Balloons in balloons

The prototype is basically a “balloon within a balloon,” the researchers said. Pressurized helium fills rigid internal reservoir. Meanwhile, the flexible outer helium balloon can expand and contract. Balloons can also rise higher or fall lower. It does this with the help of helium vents. If the mission team wanted to lift the balloon, they would vent helium from the inner reservoir to the outer balloon. To put the balloon back into place, the helium is vented back into the reservoir. This causes the outer balloon to contract and lose some buoyancy.

Corrosive environment

At the planned altitude of 55 kilometers above the surface of Venus, the temperature is not as dire and the atmospheric pressure is not as strong. But this part of Venus’ atmosphere is still pretty harsh, because the clouds are full of droplets of sulfuric acid. To help withstand this corrosive environment, engineers built the balloon from multiple layers of material. The material features an acid-resistant coating, metallization to reduce solar heating, and an inner layer that remains strong enough to carry scientific instruments. Even the seals are acid resistant. Flight tests have shown that the materials and construction of the balloon should also work on Venus. The materials used for Venus survivability are challenging to manufacture, and the robustness of handling we demonstrated in our Nevada launch and recovery gives us confidence in the reliability of our balloons on Venus.

For decades, some scientists and engineers have proposed balloons as a way to explore Venus. This may soon become a reality. Image via NASA.

Science in Venus’ Atmosphere

Scientists equip balloons for various scientific investigations. These include looking for sound waves in the atmosphere produced by Venusian earthquakes. Some of the most exciting analyses will be the composition of the atmosphere itself. Carbon dioxide makes up most of Venus’ atmosphere, fueling the runaway greenhouse effect that has made Venus such a hell on the surface. The new analysis could provide important clues about how exactly this happened. In fact, scientists say that in the early days, Venus used to be more like Earth. So what happened?

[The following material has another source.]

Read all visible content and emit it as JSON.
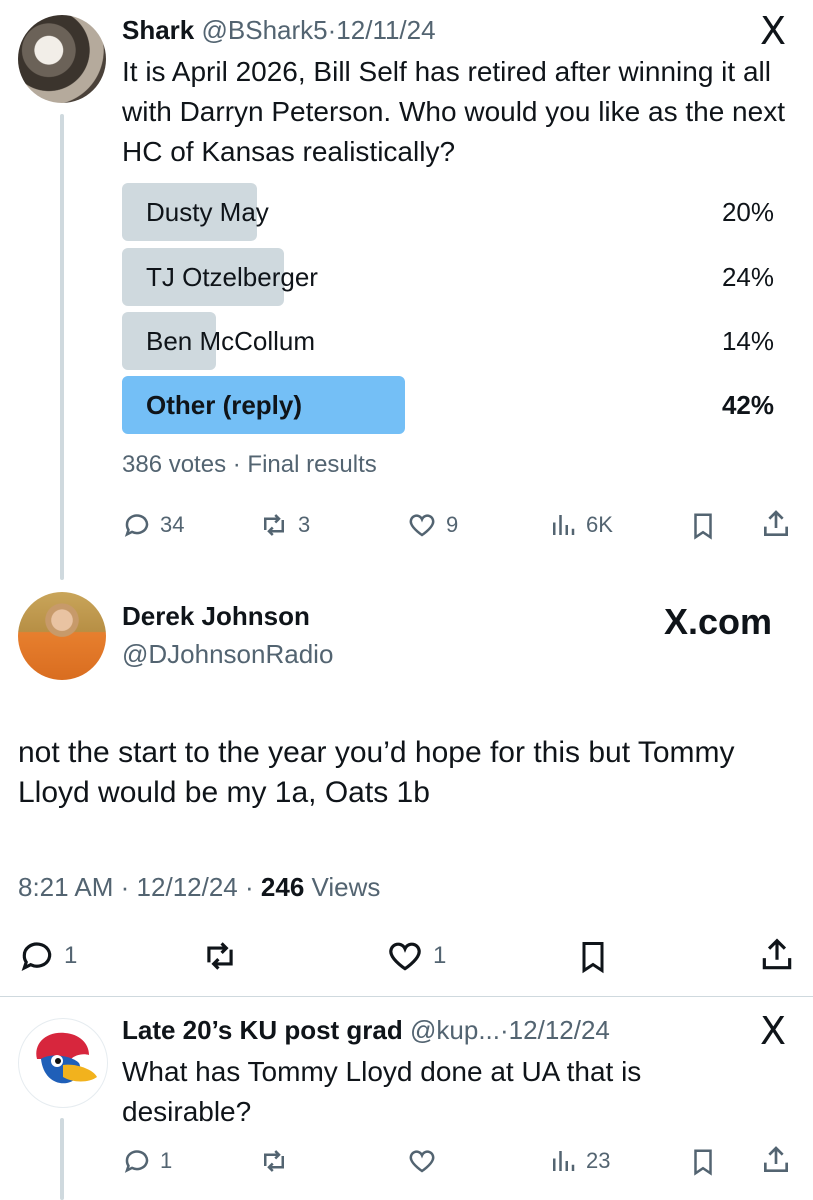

Of course, since scientists reported the discovery of phosphine in Venus’ atmosphere in 2020, the question of possible life in Venus’ clouds has revived interest. The origins of phosphine are inconclusive, and some studies still question its existence. But balloon missions like this would be ideal for deep analysis of clouds and perhaps even identifying any microbes directly. Balloon missions like this could help unravel some of the The most confusing and challenging secret.